The eccentric hero of Spanish novelist Cervantes is a suitable figure to communicate the importance of imagination in struggles for justice. The adjective "quixotic", meaning "idealistic and impractical", derives from the protagonist’s name.
During the two novels, Quijote is frequently dismissed as crazy as he sets off with his squire Sancho to right wrongs and protect the oppressed. He mistakes windmills for oppressive giants and believes peasant girls are beautiful princesses. At the end of the second book, Quixote decides on his deathbed that his actions have been madness. Sancho begs him not to give up.
Many people in Bolivia are determined not go give up, and continue to struggle for justice with creativity and imagination.
In a TV debate on human rights earlier this week, Elyzabeth Peredo and Pablo Solón together with the Sacha Llorenti, Head of the Assembly of Human Rights even said that they believed that the “right to madness” was the most important human right. It was a right that allowed us to be creative and to give us the confidence to fight for a different world when we are told there is no alternative.

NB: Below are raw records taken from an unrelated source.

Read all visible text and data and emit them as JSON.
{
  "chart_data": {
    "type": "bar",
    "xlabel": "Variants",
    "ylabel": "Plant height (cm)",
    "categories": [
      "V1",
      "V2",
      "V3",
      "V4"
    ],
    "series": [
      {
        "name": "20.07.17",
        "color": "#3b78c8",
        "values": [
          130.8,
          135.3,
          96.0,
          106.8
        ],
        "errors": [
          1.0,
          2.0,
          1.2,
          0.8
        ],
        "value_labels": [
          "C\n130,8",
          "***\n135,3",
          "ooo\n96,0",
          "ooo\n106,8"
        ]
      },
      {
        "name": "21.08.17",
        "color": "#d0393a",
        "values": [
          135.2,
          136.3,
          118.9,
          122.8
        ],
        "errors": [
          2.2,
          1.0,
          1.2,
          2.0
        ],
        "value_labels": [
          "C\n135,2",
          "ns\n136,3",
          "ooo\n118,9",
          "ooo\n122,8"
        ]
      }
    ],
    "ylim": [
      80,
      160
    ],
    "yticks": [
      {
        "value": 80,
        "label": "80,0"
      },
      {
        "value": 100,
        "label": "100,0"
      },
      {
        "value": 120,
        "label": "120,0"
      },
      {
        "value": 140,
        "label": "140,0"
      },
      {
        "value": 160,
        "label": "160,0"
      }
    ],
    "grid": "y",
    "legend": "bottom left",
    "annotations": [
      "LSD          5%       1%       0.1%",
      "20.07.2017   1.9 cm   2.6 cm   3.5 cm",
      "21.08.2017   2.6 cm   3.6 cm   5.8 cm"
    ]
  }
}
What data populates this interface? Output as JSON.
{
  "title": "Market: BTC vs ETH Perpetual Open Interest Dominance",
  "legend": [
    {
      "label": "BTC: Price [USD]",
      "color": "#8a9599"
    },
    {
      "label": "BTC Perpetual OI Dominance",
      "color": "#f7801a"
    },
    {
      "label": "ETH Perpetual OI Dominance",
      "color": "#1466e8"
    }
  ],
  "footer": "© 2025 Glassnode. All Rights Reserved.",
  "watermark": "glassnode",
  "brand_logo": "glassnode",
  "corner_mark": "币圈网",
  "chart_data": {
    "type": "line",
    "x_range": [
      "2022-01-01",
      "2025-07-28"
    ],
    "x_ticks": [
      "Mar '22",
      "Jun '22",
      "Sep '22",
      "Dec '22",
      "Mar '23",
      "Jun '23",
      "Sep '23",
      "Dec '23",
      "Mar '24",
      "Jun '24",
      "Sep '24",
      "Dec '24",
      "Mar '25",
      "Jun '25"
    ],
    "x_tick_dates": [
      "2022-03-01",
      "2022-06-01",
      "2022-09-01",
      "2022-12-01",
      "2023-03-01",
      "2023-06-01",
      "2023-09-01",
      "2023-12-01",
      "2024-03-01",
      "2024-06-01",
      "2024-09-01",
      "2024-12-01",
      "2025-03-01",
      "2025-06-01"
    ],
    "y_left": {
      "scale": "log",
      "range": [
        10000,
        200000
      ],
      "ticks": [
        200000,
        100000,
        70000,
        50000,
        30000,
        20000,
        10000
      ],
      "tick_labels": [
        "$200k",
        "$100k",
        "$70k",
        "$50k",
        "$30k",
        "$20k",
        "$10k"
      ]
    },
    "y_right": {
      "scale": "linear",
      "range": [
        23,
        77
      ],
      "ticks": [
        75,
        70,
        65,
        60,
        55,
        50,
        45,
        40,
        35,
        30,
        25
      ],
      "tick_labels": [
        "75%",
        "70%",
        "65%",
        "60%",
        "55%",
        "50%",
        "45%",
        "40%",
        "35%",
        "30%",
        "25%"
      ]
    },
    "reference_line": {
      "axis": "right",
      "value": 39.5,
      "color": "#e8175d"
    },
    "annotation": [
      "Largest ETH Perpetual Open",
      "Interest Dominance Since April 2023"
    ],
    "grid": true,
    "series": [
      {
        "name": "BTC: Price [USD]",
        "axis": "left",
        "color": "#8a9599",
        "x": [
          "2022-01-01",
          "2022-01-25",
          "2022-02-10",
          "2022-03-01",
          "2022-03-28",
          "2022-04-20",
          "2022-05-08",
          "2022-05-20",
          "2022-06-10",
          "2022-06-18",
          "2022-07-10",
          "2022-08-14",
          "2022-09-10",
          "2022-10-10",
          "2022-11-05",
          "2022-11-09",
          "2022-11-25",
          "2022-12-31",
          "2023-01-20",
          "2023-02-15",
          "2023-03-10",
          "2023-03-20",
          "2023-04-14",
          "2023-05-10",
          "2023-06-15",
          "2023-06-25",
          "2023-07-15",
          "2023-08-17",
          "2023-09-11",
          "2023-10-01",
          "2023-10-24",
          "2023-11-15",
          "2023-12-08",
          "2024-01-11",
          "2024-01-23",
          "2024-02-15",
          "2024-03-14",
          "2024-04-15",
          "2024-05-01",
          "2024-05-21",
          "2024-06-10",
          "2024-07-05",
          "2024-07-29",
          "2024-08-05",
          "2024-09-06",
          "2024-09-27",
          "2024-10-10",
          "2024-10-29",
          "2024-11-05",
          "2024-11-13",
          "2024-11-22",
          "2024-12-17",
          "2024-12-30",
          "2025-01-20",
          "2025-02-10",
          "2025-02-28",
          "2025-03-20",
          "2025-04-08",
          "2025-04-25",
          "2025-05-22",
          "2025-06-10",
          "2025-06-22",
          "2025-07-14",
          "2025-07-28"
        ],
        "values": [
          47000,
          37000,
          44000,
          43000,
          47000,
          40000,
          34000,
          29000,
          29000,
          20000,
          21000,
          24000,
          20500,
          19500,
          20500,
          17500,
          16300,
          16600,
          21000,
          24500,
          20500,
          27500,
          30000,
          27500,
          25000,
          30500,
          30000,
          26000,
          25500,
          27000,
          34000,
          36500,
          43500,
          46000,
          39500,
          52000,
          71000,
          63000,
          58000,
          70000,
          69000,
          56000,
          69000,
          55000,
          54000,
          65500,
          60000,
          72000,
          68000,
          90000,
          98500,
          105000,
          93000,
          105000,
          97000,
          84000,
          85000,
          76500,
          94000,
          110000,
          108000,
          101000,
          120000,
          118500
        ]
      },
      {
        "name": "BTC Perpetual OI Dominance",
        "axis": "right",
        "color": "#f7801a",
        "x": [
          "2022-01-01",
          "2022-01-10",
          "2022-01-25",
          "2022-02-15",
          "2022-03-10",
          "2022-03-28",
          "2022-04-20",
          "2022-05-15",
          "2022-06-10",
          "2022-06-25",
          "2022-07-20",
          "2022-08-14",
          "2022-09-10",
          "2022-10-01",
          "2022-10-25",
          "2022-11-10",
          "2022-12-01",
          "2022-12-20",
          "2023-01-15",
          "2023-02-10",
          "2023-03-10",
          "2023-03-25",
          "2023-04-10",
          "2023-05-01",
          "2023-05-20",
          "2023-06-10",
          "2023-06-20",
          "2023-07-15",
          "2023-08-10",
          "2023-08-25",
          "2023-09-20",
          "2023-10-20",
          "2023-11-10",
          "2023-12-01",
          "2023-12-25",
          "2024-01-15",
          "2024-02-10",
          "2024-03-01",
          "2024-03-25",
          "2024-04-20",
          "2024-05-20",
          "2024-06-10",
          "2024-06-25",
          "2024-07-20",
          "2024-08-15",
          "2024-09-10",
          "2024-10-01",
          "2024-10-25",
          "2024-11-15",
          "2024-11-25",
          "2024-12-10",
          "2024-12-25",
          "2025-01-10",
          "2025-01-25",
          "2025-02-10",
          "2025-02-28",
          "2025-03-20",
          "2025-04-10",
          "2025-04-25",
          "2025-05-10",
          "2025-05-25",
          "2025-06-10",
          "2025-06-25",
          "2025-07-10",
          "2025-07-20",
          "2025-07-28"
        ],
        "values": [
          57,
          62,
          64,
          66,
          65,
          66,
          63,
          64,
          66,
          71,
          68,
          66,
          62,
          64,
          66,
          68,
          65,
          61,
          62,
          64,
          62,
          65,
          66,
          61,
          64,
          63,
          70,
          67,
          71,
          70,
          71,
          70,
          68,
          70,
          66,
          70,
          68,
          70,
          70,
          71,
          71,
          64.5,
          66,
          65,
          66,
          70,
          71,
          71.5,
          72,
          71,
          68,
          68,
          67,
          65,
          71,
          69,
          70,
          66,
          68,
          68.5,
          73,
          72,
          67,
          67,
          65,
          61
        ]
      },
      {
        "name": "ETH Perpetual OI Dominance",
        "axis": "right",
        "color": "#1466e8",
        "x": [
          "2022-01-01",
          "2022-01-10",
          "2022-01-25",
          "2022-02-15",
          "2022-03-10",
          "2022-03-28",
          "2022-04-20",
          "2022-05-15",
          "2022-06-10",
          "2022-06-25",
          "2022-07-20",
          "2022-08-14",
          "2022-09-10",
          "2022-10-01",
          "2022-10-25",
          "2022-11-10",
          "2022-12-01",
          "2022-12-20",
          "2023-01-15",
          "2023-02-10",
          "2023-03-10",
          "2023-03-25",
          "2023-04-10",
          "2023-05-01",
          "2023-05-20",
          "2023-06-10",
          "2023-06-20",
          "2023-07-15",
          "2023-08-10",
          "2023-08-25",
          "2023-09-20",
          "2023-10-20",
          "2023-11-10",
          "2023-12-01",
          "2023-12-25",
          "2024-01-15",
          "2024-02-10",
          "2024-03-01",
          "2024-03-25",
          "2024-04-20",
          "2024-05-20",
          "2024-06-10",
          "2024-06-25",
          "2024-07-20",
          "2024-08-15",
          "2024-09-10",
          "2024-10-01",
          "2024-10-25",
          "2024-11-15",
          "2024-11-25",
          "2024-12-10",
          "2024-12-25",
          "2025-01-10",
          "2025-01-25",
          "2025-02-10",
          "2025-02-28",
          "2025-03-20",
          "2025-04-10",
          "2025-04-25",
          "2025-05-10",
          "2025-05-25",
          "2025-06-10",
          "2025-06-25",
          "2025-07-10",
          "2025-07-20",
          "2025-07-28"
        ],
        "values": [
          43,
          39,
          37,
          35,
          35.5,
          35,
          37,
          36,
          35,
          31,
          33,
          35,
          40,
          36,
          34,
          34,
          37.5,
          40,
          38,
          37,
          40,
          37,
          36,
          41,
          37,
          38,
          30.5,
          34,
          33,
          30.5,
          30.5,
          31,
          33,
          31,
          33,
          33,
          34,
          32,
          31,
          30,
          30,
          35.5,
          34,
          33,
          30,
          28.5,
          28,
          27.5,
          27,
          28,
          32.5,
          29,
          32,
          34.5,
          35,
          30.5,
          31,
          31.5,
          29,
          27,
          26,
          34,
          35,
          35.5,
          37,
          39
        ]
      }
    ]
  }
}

I have always loved both art and politics but have often kept them apart. What I am appreciating here is how important art and creativity is to be political. In fact it’s an essential part of a vision for a different, just and more diverse world. Without it our politics becomes tired and dogmatic. We become a mirror image of the system we are trying to oppose.
As I said goodbye to Monica, I asked her what her message was to young people her age in England. She didn’t say “we need money” or to "get involved in campaigning". She pointed inwards. She said “We need to start a revolution in our mind as this will enable us to fight against a model that benefits only a few people and destroys the lives of many.”
A revolution of creativity, madness and beauty.